I wrote this before reading this last post, but perhaps you could see some
use in it, nonetheless. Here's my approach: I'd use a procedure to extract
the functions from DSolve's output. While I'm at it I will apply to every
solution a function that changes it into its plot.


And then I'd use partition (or any other list manipulation command)to
arrange the list of plots the way I'd like to see shown by GraphicsArray:

    Show[GraphicsArray[Partition[plots, 2]]]

(you can put everything on a single line, if you wish).

I did not assign the plots to any variable, though, since that was not
necessary to plot the array of graphics. But if you want to have that too
you can use MapThread. I used Array to make things simpler, but you might
extract the names from the list of solution and then apply your
name-generating function, I guess.
    MapThread[Set, {Array[p, 4], plots}];
This will give the same graphics array as before.
    Show[GraphicsArray[Partition[{p[1], p[2], p[3], p[4]}, 2]]]

Hope this helps,

Oh, yes!
I almost forgot the procedure toValues (no one-liner, then : ) ):

    toValues[li_, fun_:Identity] := Module[
        {newli, vars, sols},
        sols = First[Dimensions[li]]; vars = Last[Dimensions[li]];
        newli = li /. (_ -> v_) -> fun[v];
        If[vars == 1, newli = Flatten[newli]];
        If[sols == 1, First[newli], newli]

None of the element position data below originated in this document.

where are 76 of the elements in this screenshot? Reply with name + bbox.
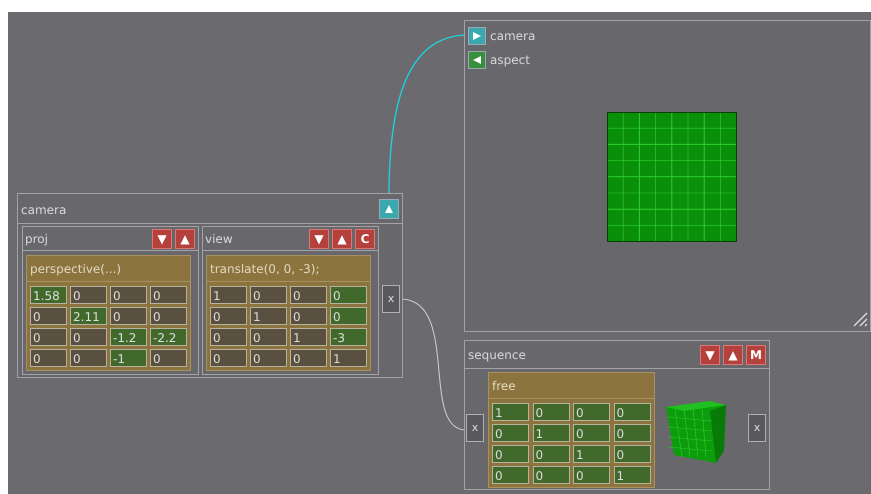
matrix-cell[interactable]: 0 bbox=[330, 286, 367, 304]
matrix-cell[interactable]: 0 bbox=[532, 466, 570, 484]
matrix-title: translate(0, 0, -3); bbox=[207, 256, 370, 282]
matrix-cell[interactable]: 0 bbox=[492, 445, 529, 463]
matrix-cell[interactable]: 0 bbox=[210, 328, 247, 346]
matrix-cell[interactable]: 1.58 bbox=[30, 286, 67, 304]
header-button[interactable]: ▼ bbox=[700, 344, 720, 364]
matrix-cell[interactable]: 0 bbox=[210, 307, 247, 325]
matrix-cell[interactable]: 1 bbox=[250, 307, 287, 325]
matrix-cell[interactable]: 0 bbox=[532, 445, 570, 463]
resize-grip-icon[interactable] bbox=[852, 311, 868, 327]
output-port[interactable] bbox=[379, 198, 399, 218]
matrix-cell[interactable]: 0 bbox=[290, 286, 327, 304]
node-title: sequence bbox=[468, 346, 526, 364]
matrix-cell[interactable]: 0 bbox=[210, 349, 247, 367]
matrix-cell[interactable]: 1 bbox=[210, 286, 247, 304]
matrix-cell[interactable]: -1 bbox=[110, 349, 147, 367]
header-button[interactable]: ▲ bbox=[332, 228, 352, 248]
port-label: camera bbox=[490, 28, 536, 45]
panel-title: proj bbox=[25, 230, 48, 248]
matrix-cell[interactable]: 0 bbox=[573, 424, 610, 442]
header-button[interactable]: ▲ bbox=[175, 228, 195, 248]
matrix-cell[interactable]: 0 bbox=[150, 286, 187, 304]
matrix-cell[interactable]: -1.2 bbox=[110, 328, 147, 346]
matrix-cell[interactable]: 0 bbox=[150, 307, 187, 325]
arrow-icon bbox=[472, 55, 482, 65]
matrix-cell[interactable]: 0 bbox=[110, 286, 147, 304]
matrix-cell[interactable]: 0 bbox=[250, 286, 287, 304]
arrow-icon bbox=[472, 31, 482, 41]
matrix-cell[interactable]: 1 bbox=[290, 328, 327, 346]
matrix-cell[interactable]: -3 bbox=[330, 328, 367, 346]
arrow-icon bbox=[384, 204, 394, 214]
matrix-cell[interactable]: 0 bbox=[70, 286, 107, 304]
matrix-cell[interactable]: 0 bbox=[30, 307, 67, 325]
matrix-cell[interactable]: 0 bbox=[70, 328, 107, 346]
matrix-cell[interactable]: 0 bbox=[573, 403, 610, 421]
matrix-cell[interactable]: 0 bbox=[250, 328, 287, 346]
matrix-cell[interactable]: 1 bbox=[532, 424, 570, 442]
matrix-cell[interactable]: 1 bbox=[573, 445, 610, 463]
header-button[interactable]: ▼ bbox=[309, 228, 329, 248]
matrix-title: free bbox=[489, 373, 654, 399]
matrix-cell[interactable]: 0 bbox=[492, 466, 529, 484]
cube-preview-drawing bbox=[664, 399, 728, 465]
port-label: aspect bbox=[490, 52, 530, 69]
header-button[interactable]: ▼ bbox=[152, 228, 172, 248]
matrix-cell[interactable]: 0 bbox=[330, 307, 367, 325]
input-port[interactable] bbox=[468, 51, 486, 69]
output-port[interactable]: x bbox=[748, 414, 766, 442]
matrix-cell[interactable]: 1 bbox=[330, 349, 367, 367]
matrix-cell[interactable]: 1 bbox=[614, 466, 650, 484]
matrix-cell[interactable]: 0 bbox=[614, 445, 650, 463]
matrix-cell[interactable]: 0 bbox=[290, 349, 327, 367]
matrix-cell[interactable]: 0 bbox=[532, 403, 570, 421]
header-button[interactable]: C bbox=[355, 228, 375, 248]
matrix-cell[interactable]: 0 bbox=[70, 349, 107, 367]
matrix-cell[interactable]: 0 bbox=[573, 466, 610, 484]
input-port[interactable]: x bbox=[466, 414, 484, 442]
matrix-cell[interactable]: 0 bbox=[614, 424, 650, 442]
input-port[interactable] bbox=[468, 27, 486, 45]
matrix-cell[interactable]: 0 bbox=[614, 403, 650, 421]
matrix-cell[interactable]: 0 bbox=[150, 349, 187, 367]
matrix-cell[interactable]: 0 bbox=[30, 328, 67, 346]
node-title: camera bbox=[21, 202, 66, 218]
matrix-cell[interactable]: 0 bbox=[290, 307, 327, 325]
matrix-cell[interactable]: -2.2 bbox=[150, 328, 187, 346]
matrix-title: perspective(...) bbox=[27, 256, 190, 282]
header-button[interactable]: M bbox=[746, 344, 766, 364]
matrix-cell[interactable]: 0 bbox=[250, 349, 287, 367]
panel-title: view bbox=[205, 230, 233, 248]
matrix-cell[interactable]: 0 bbox=[110, 307, 147, 325]
matrix-cell[interactable]: 0 bbox=[30, 349, 67, 367]
matrix-cell[interactable]: 1 bbox=[492, 403, 529, 421]
header-button[interactable]: ▲ bbox=[723, 344, 743, 364]
matrix-cell[interactable]: 0 bbox=[492, 424, 529, 442]
output-port[interactable]: x bbox=[382, 285, 400, 313]
matrix-cell[interactable]: 2.11 bbox=[70, 307, 107, 325]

It extracts the solutions from a list of rules (the structure it gives to
the new list is based on the behaviour I wanted from Solve's solutions)
applying a function fun to each of them. You might also want to modify
the line
    newli = li /. (_ -> v_) -> fun[v];
to make it look like something like
    newli = li /. (a_ -> v_) -> Set[buildname[a],fun[v]];
(where buildname is a procedure like the one you wrote that builds a simbol
with the last letter taken from the lhs of the rule).
But this needs a little experimenting to make it work, I guess.